Scenario: NULL Spike in Orders

Field Value
Dataset orders table
Anomaly Date 2024-01-10 (middle of anomaly window)
Metric Name null_count
Expected Value 5
Actual Value 200
Deviation % 3900
Severity High
Description "Spike in NULL user_id values in the orders table"

Root cause: "Mobile app v2.3.1 shipped with a bug that doesn't pass user context to the checkout API."

Scenario: Volume Drop in Events

Field Value
Dataset events table
Anomaly Date 2024-01-12
Metric Name row_count
Expected Value 70000
Actual Value 14000
Deviation % -80
Severity Critical
Description "Significant drop in EU event volume"
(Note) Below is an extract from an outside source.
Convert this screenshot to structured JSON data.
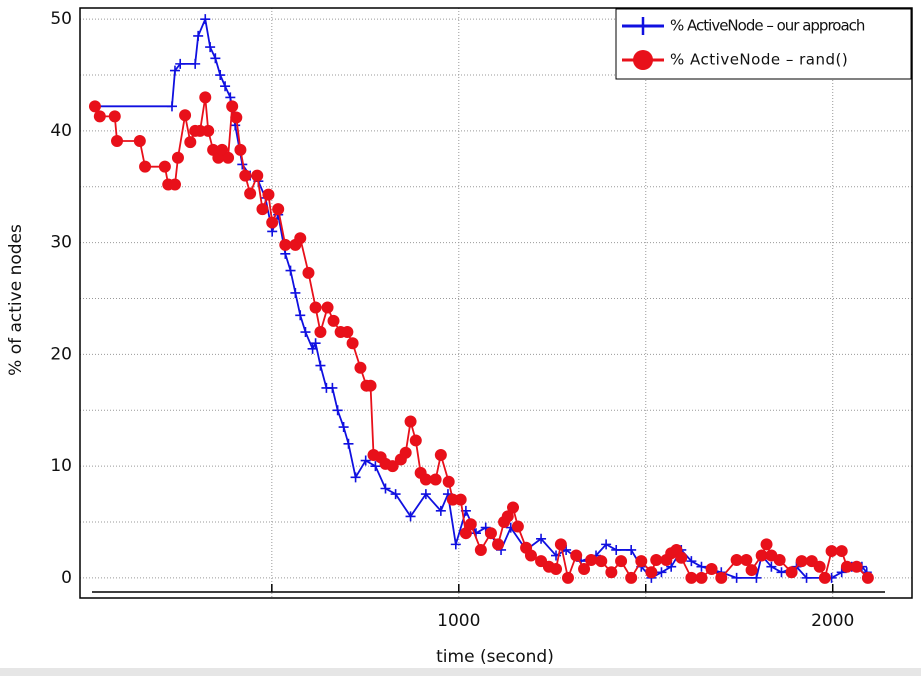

Root cause: "CDN misconfiguration blocked the tracking pixel for EU users."

Generate Fixtures

# Generate all fixtures
just demo-fixtures

# Regenerate (force)
just demo-regenerate

# Or directly
cd demo && uv run python generate.py

Using Fixtures Directly with DuckDB

-- Load fixture
CREATE TABLE orders AS SELECT * FROM 'fixtures/null_spike/orders.parquet';

-- Show NULL spike anomaly
SELECT
    DATE_TRUNC('day', created_at) as day,
    ROUND(100.0 * SUM(CASE WHEN user_id IS NULL THEN 1 ELSE 0 END) / COUNT(*), 1) as null_pct
FROM orders
GROUP BY 1
ORDER BY 1;

-- Expected output:
-- Day 1:  0.1%
-- Day 2:  0.1%
-- Day 3:  41.2%  <- ANOMALY STARTS
-- Day 4:  39.8%
-- Day 5:  40.1%
-- Day 6:  0.2%   <- FIXED
-- Day 7:  0.1%

Validate Fixtures

duckdb demo.db < validate.sql

File Structure

demo/
  fixtures/
    baseline/           # Clean data
    null_spike/         # NULL spike anomaly (default for demo)
    volume_drop/        # Volume drop anomaly
    schema_drift/       # Schema drift anomaly
    duplicates/         # Duplicate records
    late_arriving/      # Late arriving data
    orphaned_records/   # Orphaned records
  generate.py           # Fixture generator
  init-duckdb.sql       # DuckDB initialization for compose
  load_duckdb.sql       # Manual DuckDB loading
  quickstart-load.sql   # Quickstart loader
  validate.sql          # Validation queries
  demo_notebook.ipynb   # Jupyter notebook demo
  README.md             # This file

Manifest Format

Each fixture includes a manifest.json:

{
  "name": "null_spike",
  "description": "Mobile app bug causes NULL user_id in orders",
  "simulation_period": {
    "start": "2024-01-08",
    "end": "2024-01-14"
  },
  "tables": {
    "orders": {"row_count": 5023, "file": "orders.parquet"}
  },
  "anomalies": [
    {
      "type": "null_spike",
      "table": "orders",
      "column": "user_id",
      "start_day": 3,
      "end_day": 5,
      "severity": 0.41,
      "root_cause": "Mobile app v2.3.1 bug"
    }
  ],
  "ground_truth": {
    "affected_row_count": 892
  }
}

Just Commands

just demo           # Start full demo stack
just demo-stop      # Stop demo
just demo-clean     # Stop and remove volumes + fixtures
just demo-fixtures  # Generate fixtures only
just demo-regenerate # Force regenerate fixtures

Access Points

Service URL
Frontend http://localhost:3000
API Docs http://localhost:8000/docs
Temporal UI http://localhost:8233
DuckDB (from host) localhost:5433
DuckDB (in Docker) duckdb:5432